Malien’s eyes remained closed though her fingers were still dancing. Now her eyes snapped open. ‘I have it,’ she said softly. ‘Cut the ropes.’

She pulled up on the flight knob and the thapter jerked. Nish had just put his knife to the first rope when the bow of Ghorr’s air-dreadnought drove right through the side of the other vessel amidships, snapping its keel and breaking it in two. One of the rope slings broke above his head and before he could cut the other the thapter rolled in the remaining net until it was tilted on its side.

It began to slide down.

FIFTEEN

After a desperate couple of minutes during which the two air-dreadnoughts came ever closer, Irisis was forced to abandon the controller, which was too different from the kind she’d spent her life crafting. She had no doubt that, given time, she could make it work, but time had run out.

With only twenty or thirty seconds to impact, she ran along the port deck, looking down at the thapter. It still hung in the nets but she was relieved to hear the sound of its flight mechanism, and to see Nish reaching out of the top hatch. He had a knife in his hand and looked set to cut the ropes. They’d done it.

He had his back to her. Irisis didn’t call out, not wanting to distract him in those last vital seconds. She took a firm hold of the ropes and held her breath – why didn’t they go? What was the matter? She braced herself for the impact, which was not as bad as she’d expected – at least, not to Ghorr’s craft. The other vessel was smashed in two, hurling its crew everywhere.

Irisis hung onto the side ropes while Ghorr’s craft came to a shuddering halt, the airbags lashing about wildly. She expected them to tear open, or even one to explode in a cataclysm that would spread to all the airbags and send the flaming wreckage into the swamp forest. It didn’t happen. The airbags held and so did the ropes. The cable of the wrecked vessel, still tangled in one of the swamp forest trees, anchored them in place.
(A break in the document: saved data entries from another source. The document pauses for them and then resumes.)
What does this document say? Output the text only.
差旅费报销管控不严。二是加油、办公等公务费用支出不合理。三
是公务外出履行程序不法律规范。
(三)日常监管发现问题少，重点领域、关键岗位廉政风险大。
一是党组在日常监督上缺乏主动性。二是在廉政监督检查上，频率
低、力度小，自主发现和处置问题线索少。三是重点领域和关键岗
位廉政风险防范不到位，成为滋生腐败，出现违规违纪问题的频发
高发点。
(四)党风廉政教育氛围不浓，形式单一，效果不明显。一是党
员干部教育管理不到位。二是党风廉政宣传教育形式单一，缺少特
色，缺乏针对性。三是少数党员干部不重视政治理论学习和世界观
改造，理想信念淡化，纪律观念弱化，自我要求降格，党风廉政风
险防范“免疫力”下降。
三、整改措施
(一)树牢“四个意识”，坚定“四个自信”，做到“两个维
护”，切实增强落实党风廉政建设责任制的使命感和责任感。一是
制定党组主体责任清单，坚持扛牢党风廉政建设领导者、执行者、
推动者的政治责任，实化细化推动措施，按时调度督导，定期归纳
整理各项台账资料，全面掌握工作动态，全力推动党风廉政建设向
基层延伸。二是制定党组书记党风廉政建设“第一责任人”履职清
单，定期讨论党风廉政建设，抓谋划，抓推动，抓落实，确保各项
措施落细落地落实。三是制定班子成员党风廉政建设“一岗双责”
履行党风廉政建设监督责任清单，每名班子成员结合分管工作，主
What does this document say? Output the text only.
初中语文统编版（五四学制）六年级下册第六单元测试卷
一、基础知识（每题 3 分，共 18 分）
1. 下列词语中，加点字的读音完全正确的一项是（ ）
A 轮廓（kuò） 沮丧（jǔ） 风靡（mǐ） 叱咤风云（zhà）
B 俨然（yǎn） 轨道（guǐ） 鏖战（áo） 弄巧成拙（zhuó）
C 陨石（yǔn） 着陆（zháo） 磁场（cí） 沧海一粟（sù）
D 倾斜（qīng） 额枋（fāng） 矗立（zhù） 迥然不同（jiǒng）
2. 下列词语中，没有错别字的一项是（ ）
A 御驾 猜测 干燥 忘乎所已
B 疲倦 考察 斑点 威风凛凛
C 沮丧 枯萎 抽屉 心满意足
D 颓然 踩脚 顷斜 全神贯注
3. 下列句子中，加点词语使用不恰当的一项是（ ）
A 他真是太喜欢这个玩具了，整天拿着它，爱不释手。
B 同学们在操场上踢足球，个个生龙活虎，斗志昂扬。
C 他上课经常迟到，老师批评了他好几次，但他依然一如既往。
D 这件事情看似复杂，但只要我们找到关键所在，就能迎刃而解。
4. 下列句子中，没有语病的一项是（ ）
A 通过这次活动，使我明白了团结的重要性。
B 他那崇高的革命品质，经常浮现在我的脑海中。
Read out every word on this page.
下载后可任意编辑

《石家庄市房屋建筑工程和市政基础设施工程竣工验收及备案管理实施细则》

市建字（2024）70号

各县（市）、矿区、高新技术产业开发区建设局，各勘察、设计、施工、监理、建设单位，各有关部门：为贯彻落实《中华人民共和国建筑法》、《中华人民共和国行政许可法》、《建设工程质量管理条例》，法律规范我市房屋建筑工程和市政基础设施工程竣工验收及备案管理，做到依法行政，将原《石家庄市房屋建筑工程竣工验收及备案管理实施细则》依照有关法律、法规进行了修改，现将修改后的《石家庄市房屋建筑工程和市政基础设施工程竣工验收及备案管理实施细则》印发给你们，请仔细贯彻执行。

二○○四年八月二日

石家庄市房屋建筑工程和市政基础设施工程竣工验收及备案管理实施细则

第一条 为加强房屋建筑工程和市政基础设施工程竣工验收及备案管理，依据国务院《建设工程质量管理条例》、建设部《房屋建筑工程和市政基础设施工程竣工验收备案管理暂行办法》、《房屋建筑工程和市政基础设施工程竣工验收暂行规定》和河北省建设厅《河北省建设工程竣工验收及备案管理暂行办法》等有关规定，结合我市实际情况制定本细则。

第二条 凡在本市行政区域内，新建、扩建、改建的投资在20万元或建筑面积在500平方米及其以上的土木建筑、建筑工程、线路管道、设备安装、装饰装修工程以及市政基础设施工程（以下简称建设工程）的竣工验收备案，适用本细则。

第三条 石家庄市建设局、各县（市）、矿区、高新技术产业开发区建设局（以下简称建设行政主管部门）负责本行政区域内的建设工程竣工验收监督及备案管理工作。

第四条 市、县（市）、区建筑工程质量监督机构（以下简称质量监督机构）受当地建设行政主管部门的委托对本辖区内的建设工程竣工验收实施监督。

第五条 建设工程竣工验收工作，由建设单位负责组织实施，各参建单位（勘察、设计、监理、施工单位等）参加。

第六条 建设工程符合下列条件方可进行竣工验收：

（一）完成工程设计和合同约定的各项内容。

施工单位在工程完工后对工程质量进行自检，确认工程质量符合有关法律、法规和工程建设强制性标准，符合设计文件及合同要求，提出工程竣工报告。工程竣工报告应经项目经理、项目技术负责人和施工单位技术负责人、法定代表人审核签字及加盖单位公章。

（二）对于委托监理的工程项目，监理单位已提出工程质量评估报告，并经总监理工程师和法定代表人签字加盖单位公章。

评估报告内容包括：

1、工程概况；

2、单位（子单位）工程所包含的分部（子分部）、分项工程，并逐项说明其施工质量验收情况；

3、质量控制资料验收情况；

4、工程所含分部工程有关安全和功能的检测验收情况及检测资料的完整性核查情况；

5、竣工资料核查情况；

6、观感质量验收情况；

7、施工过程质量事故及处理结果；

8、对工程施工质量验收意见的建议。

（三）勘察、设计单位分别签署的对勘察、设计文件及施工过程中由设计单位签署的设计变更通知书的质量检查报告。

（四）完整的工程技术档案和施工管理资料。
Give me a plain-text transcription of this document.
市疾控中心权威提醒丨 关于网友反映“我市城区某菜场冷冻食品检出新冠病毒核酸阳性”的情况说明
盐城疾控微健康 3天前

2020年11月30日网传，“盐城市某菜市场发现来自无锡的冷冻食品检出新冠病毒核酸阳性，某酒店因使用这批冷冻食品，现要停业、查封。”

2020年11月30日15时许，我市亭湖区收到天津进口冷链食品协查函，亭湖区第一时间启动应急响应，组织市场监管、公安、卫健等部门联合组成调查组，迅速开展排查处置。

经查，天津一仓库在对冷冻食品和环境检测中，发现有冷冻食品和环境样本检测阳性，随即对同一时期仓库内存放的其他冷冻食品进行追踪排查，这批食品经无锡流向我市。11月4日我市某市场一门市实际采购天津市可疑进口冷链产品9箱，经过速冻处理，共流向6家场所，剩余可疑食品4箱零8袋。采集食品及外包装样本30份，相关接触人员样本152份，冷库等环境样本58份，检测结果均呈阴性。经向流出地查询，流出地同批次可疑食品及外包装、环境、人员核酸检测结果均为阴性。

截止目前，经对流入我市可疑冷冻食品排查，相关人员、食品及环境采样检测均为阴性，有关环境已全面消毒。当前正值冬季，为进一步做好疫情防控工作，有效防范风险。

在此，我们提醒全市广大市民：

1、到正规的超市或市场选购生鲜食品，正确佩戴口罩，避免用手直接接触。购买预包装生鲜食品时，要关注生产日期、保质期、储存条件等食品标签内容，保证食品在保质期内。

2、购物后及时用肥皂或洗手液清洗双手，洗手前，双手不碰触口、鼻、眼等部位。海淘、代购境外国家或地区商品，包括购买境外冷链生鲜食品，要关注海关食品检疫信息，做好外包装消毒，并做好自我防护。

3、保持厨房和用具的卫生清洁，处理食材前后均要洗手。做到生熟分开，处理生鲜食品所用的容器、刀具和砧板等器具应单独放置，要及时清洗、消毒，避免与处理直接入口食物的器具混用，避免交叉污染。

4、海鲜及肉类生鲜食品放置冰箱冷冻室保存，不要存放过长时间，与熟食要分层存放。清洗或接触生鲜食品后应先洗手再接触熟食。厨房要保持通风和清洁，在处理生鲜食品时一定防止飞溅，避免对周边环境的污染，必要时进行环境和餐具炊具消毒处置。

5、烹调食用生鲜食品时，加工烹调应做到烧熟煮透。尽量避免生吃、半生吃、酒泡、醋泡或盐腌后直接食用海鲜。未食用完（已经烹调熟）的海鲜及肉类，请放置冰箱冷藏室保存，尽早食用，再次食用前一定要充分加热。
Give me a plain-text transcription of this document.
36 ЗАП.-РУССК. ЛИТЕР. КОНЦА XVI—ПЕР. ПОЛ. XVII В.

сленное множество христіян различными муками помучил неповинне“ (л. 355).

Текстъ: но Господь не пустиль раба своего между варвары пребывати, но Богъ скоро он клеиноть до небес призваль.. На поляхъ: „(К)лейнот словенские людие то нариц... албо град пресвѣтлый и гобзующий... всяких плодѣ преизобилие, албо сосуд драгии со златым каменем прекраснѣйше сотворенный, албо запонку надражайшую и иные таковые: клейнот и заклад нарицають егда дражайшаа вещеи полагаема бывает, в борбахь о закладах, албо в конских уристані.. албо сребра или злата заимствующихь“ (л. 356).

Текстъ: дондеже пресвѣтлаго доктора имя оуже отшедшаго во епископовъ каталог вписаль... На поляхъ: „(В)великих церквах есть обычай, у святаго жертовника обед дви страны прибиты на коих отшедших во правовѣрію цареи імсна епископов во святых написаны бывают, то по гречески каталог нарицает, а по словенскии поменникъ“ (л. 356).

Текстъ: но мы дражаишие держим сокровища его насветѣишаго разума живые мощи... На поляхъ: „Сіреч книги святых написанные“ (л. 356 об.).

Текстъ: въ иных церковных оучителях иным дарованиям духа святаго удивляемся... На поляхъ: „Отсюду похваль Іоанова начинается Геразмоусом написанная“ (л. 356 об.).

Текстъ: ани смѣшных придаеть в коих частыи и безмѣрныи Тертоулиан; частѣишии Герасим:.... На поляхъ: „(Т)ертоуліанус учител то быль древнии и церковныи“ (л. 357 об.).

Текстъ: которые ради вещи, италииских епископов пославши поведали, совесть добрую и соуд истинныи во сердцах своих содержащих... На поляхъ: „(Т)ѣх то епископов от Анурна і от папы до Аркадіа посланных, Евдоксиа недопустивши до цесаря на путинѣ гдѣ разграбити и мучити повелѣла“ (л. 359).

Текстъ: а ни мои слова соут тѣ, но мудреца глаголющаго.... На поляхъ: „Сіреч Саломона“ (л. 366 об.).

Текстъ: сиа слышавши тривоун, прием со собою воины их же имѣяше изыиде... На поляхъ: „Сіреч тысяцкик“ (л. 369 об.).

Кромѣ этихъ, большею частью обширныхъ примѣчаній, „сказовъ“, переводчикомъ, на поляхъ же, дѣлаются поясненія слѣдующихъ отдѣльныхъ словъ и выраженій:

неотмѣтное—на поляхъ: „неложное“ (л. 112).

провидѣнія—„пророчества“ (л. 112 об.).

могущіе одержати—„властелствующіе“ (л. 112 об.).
The thapter was gone, though Irisis didn’t remember hearing the song of its mechanism. Had Malien got it moving in time, or had it fallen into the mist-wreathed swamp? Irisis couldn’t tell.

Malien and Nish were beyond her helping, one way or the other, which reduced her options to one. She headed back the way she had come, looking up for Flangers, Klarm or Yggur. It occurred to her that they might all be dead and she’d be more usefully employed saving her own life. Irisis didn’t give that any further consideration, for it wasn’t in her nature, though she didn’t see what she could do where the mighty had failed.

She circumnavigated the outer deck without seeing a soul, apart from a few battered survivors clinging desperately to the dangling wreckage of the other air-dreadnought. One, a woman Irisis could not see, called out piteously, ‘Help me.’

Irisis turned away. She was still seeing an occasional flash from above, which meant that either Yggur or Klarm must have survived. She clutched at her pliance, a momentary comfort, then tucked it back inside her shirt. Best if no one knew she’d recovered it.